Writer/Director Malcolm Elliott (John David Washington) is ecstatic over his movie premiere and impatiently awaits the first set of reviews from critics. His anxiety is exacerbated by girlfriend Marie Jones’ (Zendaya) aloof demeanor coming home from the event, with an impending lovers’ quarrel lurking in the horizon. The two spend the night reflecting about his film career, her past struggles with drug addiction, as well as the ever-changing dynamics of their complicated relationship. She is disappointed because he does not thank her in his speech despite her life story being the basis of his now successful cinematic debut. She also has qualms about his decision to sideline her in the casting process, thinking that she would have been the perfect reel embodiment of her real-life story. As they go further into the night and in between makeshift macaroni and cheese dinner servings, the couple evaluate the status of their future as a pair.

The black and white treatment always makes a movie seem to have more to offer than it really does, doesn’t it? In the case of Malcolm & Marie, it has been made clear that this was done to make the setting vaguer and to somehow divert the viewer’s attention from the lackluster set. Lest we forget, this was filmed during the pandemic, and the material is just perfect for health protocols to be observed given how the storyline just revolves around two people. In that regard, this movie succeeds, but not convincingly so.

It appears Netflix has been experimenting with the films they have been funding lately. On one hand you have the deluge of teenybopper flicks. On the other hand, you also have what seems to be the for-your-consideration movies that end up touring the awards circuit. Remember A Marriage Story and Ma Rainey’s Black Bottom? Whatever this subgenre is called, it seems that the common denominator is how they feel a bit theatrical, like the material looks more appropriate for the theater rather than the big screen.

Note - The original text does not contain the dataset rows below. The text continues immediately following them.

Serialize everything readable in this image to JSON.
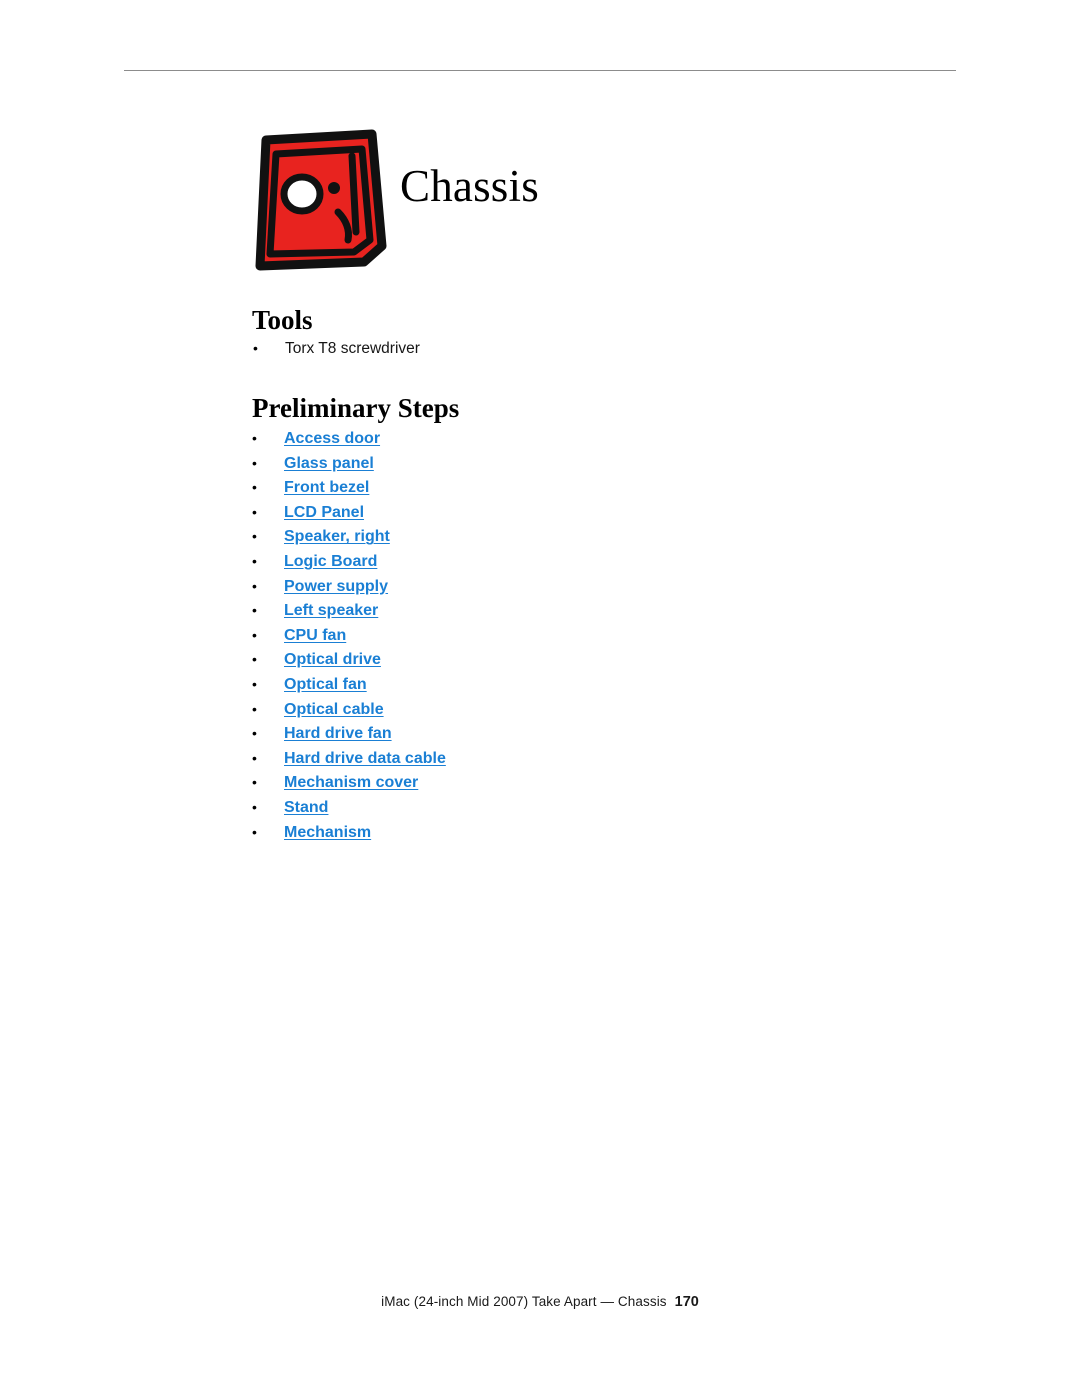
{
  "document": {
    "chapter_title": "Chassis",
    "chapter_icon": "chassis-icon"
  },
  "sections": {
    "tools": {
      "heading": "Tools",
      "items": [
        "Torx T8 screwdriver"
      ]
    },
    "preliminary_steps": {
      "heading": "Preliminary Steps",
      "items": [
        "Access door",
        "Glass panel ",
        "Front bezel",
        "LCD Panel",
        "Speaker, right",
        "Logic Board",
        "Power supply",
        "Left speaker",
        "CPU fan",
        "Optical drive",
        "Optical fan",
        "Optical cable",
        "Hard drive fan",
        "Hard drive data cable",
        "Mechanism cover",
        "Stand",
        "Mechanism"
      ]
    }
  },
  "bullet": "•",
  "footer": {
    "text": "iMac (24-inch Mid 2007) Take Apart — Chassis",
    "page_number": "170"
  },
  "colors": {
    "link": "#1a7fd4",
    "icon_red": "#e8231f",
    "rule": "#8c8c8c"
  }
}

Malcolm & Marie is like a collage of kilometric monologues with several intermissions of heated dialogue. There does not seem to be any plot involved here at all. Instead, you just have two people arguing. A lot. Along with the minimalist setting, it further bolsters the theatrical appeal of the material. That means that for someone with a relatively shorter attention span, what awaits you is a borefest that can only be overcome if you happen to be a fan of either Zendaya or Washington.

As such, we focus again on the actors, because a material like this almost always ends up being an acting showcase, the type that rakes in acting awards left and right. In this case, Zendaya seems to have successfully stolen the spotlight from her co-actor. While she did not end up getting a lot of acting nominations, at least her performance here is a clear indicator that she is ready to leave her teenybopper past behind to focus more on mature roles that will expand her repertoire.

The same cannot be said of Washington, though. Try as he might, the character is just bogged down by what seems to be an excuse for the director to rant about how Hollywood has treated him by making an entire movie about it and using Malcolm as a mouthpiece for those complaints. While the character does play the race card, it doesn’t help much in eliciting sympathy, even more so when you consider the whiny delivery, like a man child screaming for validation he just couldn’t get.